Conservatives in Washington spent much of 2020 fuming that Gov. Jay Inslee used the broad powers given him by the Legislature to enact restrictions to curb the spread of COVID-19.

And unlike other states where lawmakers held emergency sessions to respond to the pandemic, Inslee and Democratic leaders didn’t call a special session in Washington.

The state Capitol in Olympia has been the site of escalating protests recently, and entrances are barricaded in this Dec. 18, 2020, photo.

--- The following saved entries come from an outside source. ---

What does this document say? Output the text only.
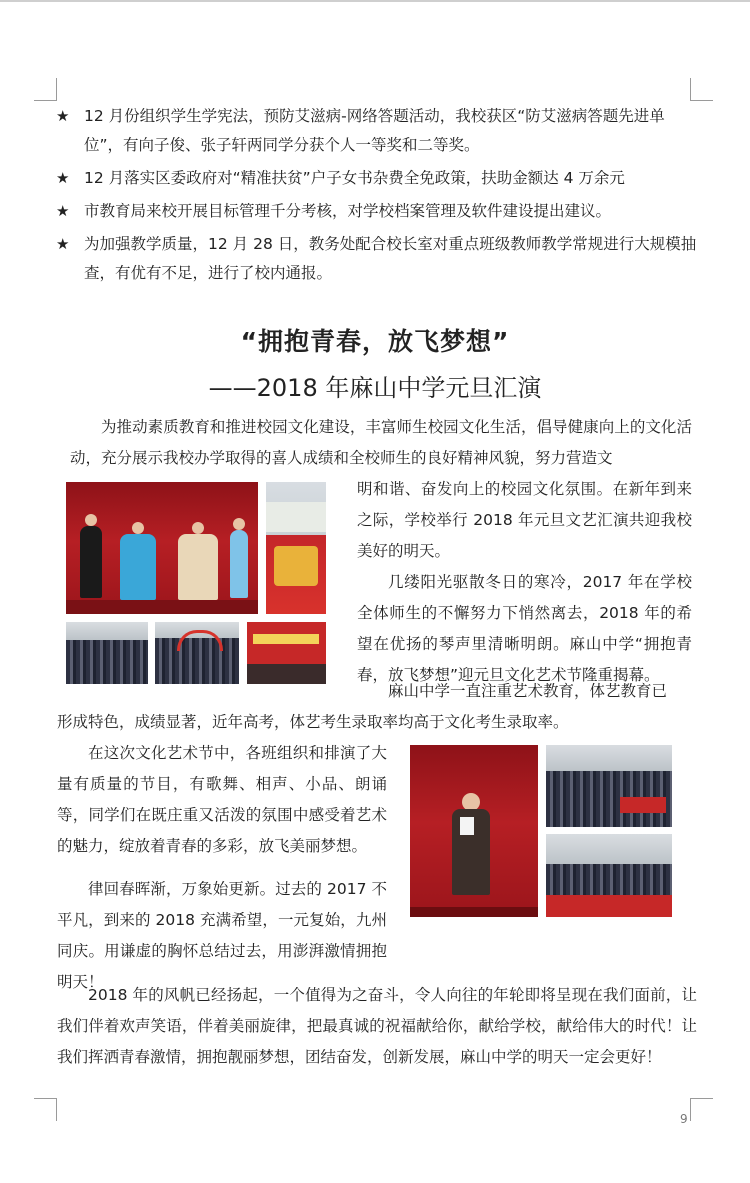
★ 12 月份组织学生学宪法，预防艾滋病-网络答题活动，我校获区“防艾滋病答题先进单位”，有向子俊、张子轩两同学分获个人一等奖和二等奖。
★ 12 月落实区委政府对“精准扶贫”户子女书杂费全免政策，扶助金额达 4 万余元
★ 市教育局来校开展目标管理千分考核，对学校档案管理及软件建设提出建议。
★ 为加强教学质量，12 月 28 日，教务处配合校长室对重点班级教师教学常规进行大规模抽查，有优有不足，进行了校内通报。
“拥抱青春，放飞梦想”
——2018 年麻山中学元旦汇演

为推动素质教育和推进校园文化建设，丰富师生校园文化生活，倡导健康向上的文化活动，充分展示我校办学取得的喜人成绩和全校师生的良好精神风貌，努力营造文

明和谐、奋发向上的校园文化氛围。在新年到来之际，学校举行 2018 年元旦文艺汇演共迎我校美好的明天。

几缕阳光驱散冬日的寒冷，2017 年在学校全体师生的不懈努力下悄然离去，2018 年的希望在优扬的琴声里清晰明朗。麻山中学“拥抱青春，放飞梦想”迎元旦文化艺术节隆重揭幕。

麻山中学一直注重艺术教育，体艺教育已

形成特色，成绩显著，近年高考，体艺考生录取率均高于文化考生录取率。

在这次文化艺术节中，各班组织和排演了大量有质量的节目，有歌舞、相声、小品、朗诵等，同学们在既庄重又活泼的氛围中感受着艺术的魅力，绽放着青春的多彩，放飞美丽梦想。

律回春晖渐，万象始更新。过去的 2017 不平凡，到来的 2018 充满希望，一元复始，九州同庆。用谦虚的胸怀总结过去，用澎湃激情拥抱明天！

2018 年的风帆已经扬起，一个值得为之奋斗，令人向往的年轮即将呈现在我们面前，让我们伴着欢声笑语，伴着美丽旋律，把最真诚的祝福献给你，献给学校，献给伟大的时代！让我们挥洒青春激情，拥抱靓丽梦想，团结奋发，创新发展，麻山中学的明天一定会更好！

9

Activists also plan to protest the fact that the upcoming legislative session will be held primarily remotely.  (Bettina Hansen / The Seattle Times)

Now, Republican lawmakers are proposing bills to curb the governor’s emergency powers and a constitutional amendment to make it easier for the Legislature to call itself back into session.

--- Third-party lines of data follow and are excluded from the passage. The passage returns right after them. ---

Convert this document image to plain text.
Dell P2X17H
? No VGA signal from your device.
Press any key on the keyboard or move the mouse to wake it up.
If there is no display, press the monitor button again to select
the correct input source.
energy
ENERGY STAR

With Democrats controlling strong majorities in both the House and Senate, the proposals are not likely to pass, but they pose a philosophical debate over executive power and checks and balances in government.

The legislation comes as conservative organizers plan to protest at the Legislature this month when lawmakers convene, in a session that will take place mostly remotely due to the pandemic.

Read the full story here.

—Joseph O'Sullivan

Rising cases of COVID-19 stock scams threaten investors

A sign for Wall Street and American flags in New York, U.S.. Photographer: Michael Nagle/Bloomberg

The popularity of making quick moves via stock-trading apps in 2020 and the string of hopeful headlines relating to COVID-19 vaccines could create a deadly mix for investors who don't do their homework.

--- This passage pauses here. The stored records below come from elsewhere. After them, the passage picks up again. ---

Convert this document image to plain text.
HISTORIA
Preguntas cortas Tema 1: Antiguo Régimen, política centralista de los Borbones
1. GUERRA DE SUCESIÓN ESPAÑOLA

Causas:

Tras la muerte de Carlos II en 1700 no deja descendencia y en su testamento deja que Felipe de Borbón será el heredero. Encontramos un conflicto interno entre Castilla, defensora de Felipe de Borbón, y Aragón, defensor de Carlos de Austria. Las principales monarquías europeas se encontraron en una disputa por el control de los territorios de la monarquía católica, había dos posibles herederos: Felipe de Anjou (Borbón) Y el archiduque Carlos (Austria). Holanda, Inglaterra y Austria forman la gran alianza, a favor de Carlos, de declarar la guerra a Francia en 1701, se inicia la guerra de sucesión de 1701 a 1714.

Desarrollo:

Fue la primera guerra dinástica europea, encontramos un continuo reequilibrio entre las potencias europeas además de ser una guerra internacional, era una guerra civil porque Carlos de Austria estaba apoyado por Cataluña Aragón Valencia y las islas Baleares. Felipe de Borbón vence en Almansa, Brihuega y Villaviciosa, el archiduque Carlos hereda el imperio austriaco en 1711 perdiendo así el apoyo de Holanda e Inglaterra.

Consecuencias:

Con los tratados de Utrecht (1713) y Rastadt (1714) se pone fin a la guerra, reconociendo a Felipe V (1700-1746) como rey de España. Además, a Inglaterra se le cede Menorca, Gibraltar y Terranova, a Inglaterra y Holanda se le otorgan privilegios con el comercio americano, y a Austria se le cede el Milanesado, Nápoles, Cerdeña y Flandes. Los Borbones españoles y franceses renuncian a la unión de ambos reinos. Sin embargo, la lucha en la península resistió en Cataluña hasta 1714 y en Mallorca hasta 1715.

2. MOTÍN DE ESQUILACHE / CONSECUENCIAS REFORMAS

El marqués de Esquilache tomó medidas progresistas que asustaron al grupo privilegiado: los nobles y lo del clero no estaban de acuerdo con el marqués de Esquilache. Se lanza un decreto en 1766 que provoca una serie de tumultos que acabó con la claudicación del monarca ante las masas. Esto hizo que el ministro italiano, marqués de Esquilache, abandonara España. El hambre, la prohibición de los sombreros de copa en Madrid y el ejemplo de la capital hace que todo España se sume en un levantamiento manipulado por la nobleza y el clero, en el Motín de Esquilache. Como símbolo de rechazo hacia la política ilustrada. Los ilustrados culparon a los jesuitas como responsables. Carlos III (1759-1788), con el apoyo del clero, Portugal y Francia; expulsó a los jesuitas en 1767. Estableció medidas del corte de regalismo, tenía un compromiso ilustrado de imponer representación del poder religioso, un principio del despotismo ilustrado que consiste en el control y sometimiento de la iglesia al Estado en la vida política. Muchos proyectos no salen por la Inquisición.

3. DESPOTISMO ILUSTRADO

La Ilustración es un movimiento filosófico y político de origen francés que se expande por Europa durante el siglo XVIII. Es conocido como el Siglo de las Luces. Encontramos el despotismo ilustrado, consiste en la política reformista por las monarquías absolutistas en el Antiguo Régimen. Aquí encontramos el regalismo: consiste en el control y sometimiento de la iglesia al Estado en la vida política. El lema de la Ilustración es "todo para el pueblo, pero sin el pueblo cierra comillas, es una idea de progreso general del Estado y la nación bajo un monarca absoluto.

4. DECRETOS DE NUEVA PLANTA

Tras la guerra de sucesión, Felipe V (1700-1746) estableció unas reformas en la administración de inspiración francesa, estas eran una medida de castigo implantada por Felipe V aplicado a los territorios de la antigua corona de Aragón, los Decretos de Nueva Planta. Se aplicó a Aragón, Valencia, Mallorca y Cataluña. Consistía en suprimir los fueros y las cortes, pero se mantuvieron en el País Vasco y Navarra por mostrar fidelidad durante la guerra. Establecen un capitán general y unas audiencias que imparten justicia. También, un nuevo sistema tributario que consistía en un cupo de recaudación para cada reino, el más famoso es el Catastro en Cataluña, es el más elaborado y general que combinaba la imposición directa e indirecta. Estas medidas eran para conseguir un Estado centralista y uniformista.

Not surprisingly, it's prime time for con artists who may push phony stock schemes that are pegged to the pandemic.

The Securities and Exchange Commission has spotted a variety of bad deals, including wild claims that a small, little-known publicly traded company is on the verge of rolling out a cure for COVID-19 or another may be supposedly developing a product or service that can prevent or detect the virus.

Potential victims might spot one of these hot stocks via Facebook, Twitter, an unexpected email or a phone call out of the blue that touts the next sure thing.

In an alert issued Dec. 14, the SEC warned of a "significant uptick in tips, complaints, and referrals involving investment scams."

Read the full story here.

—Detroit Free Press

India bars company from exporting vaccines

India will not allow the export of the Oxford University-AstraZeneca coronavirus vaccine for several months, the head of Serum Institute of India, which has been contracted to make 1 billion doses of the vaccine for developing nations, said Sunday.

With rich nations reserving most of the vaccines that will be made this year, Serum Institute — the world’s largest vaccine manufacturer — is likely to make most of the inoculations for developing countries. The ban on exports, however, means that poorer nations will probably have to wait a few months before receiving their first shots.

The vaccine was granted emergency authorization by the Indian regulator on Sunday, but on the condition that Serum Institute doesn’t export the shots to ensure that vulnerable populations in India are protected, Adar Poonawalla, the company’s CEO, said in a phone interview with The Associated Press.

He said that the company also has been barred from selling the vaccine on the private market.

“We can only give (the vaccines) to the government of India at the moment,” Poonawalla said, adding the decision was also made to prevent hoarding.